O Jardin Anglais, mesmo junto ao lago, traz outro dos símbolos da cidade, o Relógio de Flor. São cerca de 6500 flores que vão mudando conforme as estações do ano e, juntamente com a precisão suiça, dão as horas aos seus habitantes e visitantes.
Já estamos do outro lado do Rhône, mas pelo meio, instalados numa espécie de ilhas, ficam dois edifícios sobre os quais vale a pena deter o olhar. O primeiro, o antigo edifício industrial que servia de abastecimento de água à cidade, hoje a Cité du Temps, que além de albergar a colecção Swatch recebe ainda exposições. O segundo, o Batiment des Forces Motrices, hoje convertido em espaço cultural, um elegante edifício industrial muito bem observado desde a ponte Coulouvrenière.
Após um breve passeio pela Rua du Marché, a rua das compras, entramos na Vieille Ville, a cidade velha. Para lá chegarmos subimos um pouco e com surpresa percebemos, então, que a cidade começou por ser construída numa encosta. O centro histórico de Genebra é pequeno mas possui um ambiente único.
Era sábado e estava vazio e muito tranquilo, mas não é difícil imaginar a transposição dessa tranquilidade para outros dias da semana. Bairro literário – uma placa anuncia-nos que Jorge Luís Borges viveu aqui (e não muito longe dali, no cemitério des Rois, jaz ao lado de, entre outros, Calvino, Jean Piaget e Robert Musil) e a Casa de Rosseau e da Literatura também fica aqui – e cheio de galerias de arte, um bom local de partida para o explorar é a Place du Bourg de Four, a praça mais antiga de Genebra.
A Catedral Saint-Pierre é o elemento mais destacado da cidade velha, visível desde longe e ocupando um espaço enorme neste pequeno bairro. A sua arquitectura não é comum a uma igreja, com as suas distintas colunas neo-clássicas, embora o estilo que prevaleça seja o gótico. A Capela dos Macabeus é um exemplo exaltante disso.

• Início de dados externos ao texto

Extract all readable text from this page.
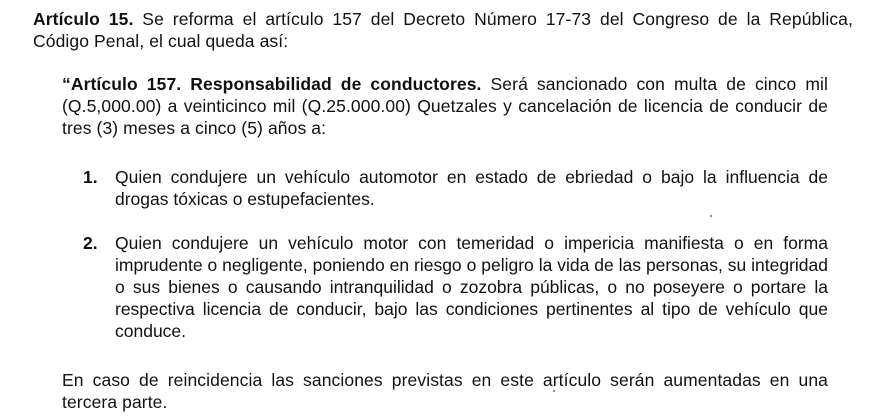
Artículo 15. Se reforma el artículo 157 del Decreto Número 17-73 del Congreso de la República, Código Penal, el cual queda así:

“Artículo 157. Responsabilidad de conductores. Será sancionado con multa de cinco mil (Q.5,000.00) a veinticinco mil (Q.25.000.00) Quetzales y cancelación de licencia de conducir de tres (3) meses a cinco (5) años a:

1. Quien condujere un vehículo automotor en estado de ebriedad o bajo la influencia de drogas tóxicas o estupefacientes.
2. Quien condujere un vehículo motor con temeridad o impericia manifiesta o en forma imprudente o negligente, poniendo en riesgo o peligro la vida de las personas, su integridad o sus bienes o causando intranquilidad o zozobra públicas, o no poseyere o portare la respectiva licencia de conducir, bajo las condiciones pertinentes al tipo de vehículo que conduce.

En caso de reincidencia las sanciones previstas en este artículo serán aumentadas en una tercera parte.
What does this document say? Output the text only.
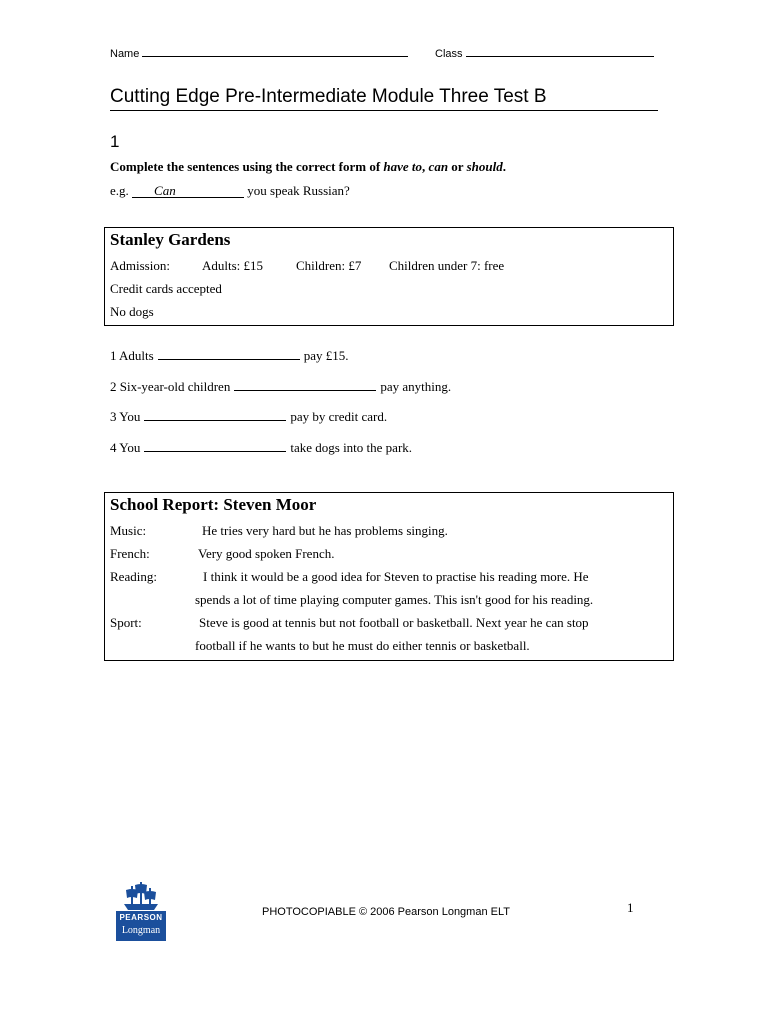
Name	Class
Cutting Edge Pre-Intermediate Module Three Test B
1
Complete the sentences using the correct form of have to, can or should.
e.g. Can	you speak Russian?
Stanley Gardens
Admission: Adults: £15	Children: £7 Children under 7: free
Credit cards accepted
No dogs
1 Adults	pay £15.
2 Six-year-old children	pay anything.
3 You	pay by credit card.
4 You	take dogs into the park.
School Report: Steven Moor
Music:	He tries very hard but he has problems singing.
French:	Very good spoken French.
Reading:	I think it would be a good idea for Steven to practise his reading more. He
spends a lot of time playing computer games. This isn't good for his reading.
Sport:	Steve is good at tennis but not football or basketball. Next year he can stop
football if he wants to but he must do either tennis or basketball.
PEARSON
Longman
PHOTOCOPIABLE © 2006 Pearson Longman ELT	1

A Catedral está ali desde 1160, mas escavações arqueológicas indicam vestígios que nos levam até aos tempos do Império Romano. Mas para os cristãos a sua importância é absoluta, uma vez que foi aqui que Calvino pregou durante parte da sua vida, fazendo de Genebra com as suas no século XVI a Roma Protestante.
A subida à torre da catedral é imprescindível pelas vistas fabulosas que nos oferece.
Já cá em baixo, ali perto fica a Maison Tavel, a mais antiga residência privada da cidade, a qual leva o nome da família que era sua proprietária. Hoje, este edifício construído entre o século XIII e XVI, o mais antigo e o melhor exemplo da arquitectura civil apalaçada da cidade, mais parecendo, no entanto, uma fortificação com a sua torre, é propriedade da cidade de Genebra. E aqui fica um pequeno museu da história urbana e da vida quotidiana da cidade desde a Idade Média até ao século XIX, com pinturas, mapas, mobiliário e outros objectos. Mas o ponto alto é a maquete da Geneva de 1850. Se da torre da Catedral de St Pierre podemos apreciar a Genebra de hoje, com esta maquete fantástica ficamos a conhecer como era Genebra antes da destruição das suas muralhas em 1850.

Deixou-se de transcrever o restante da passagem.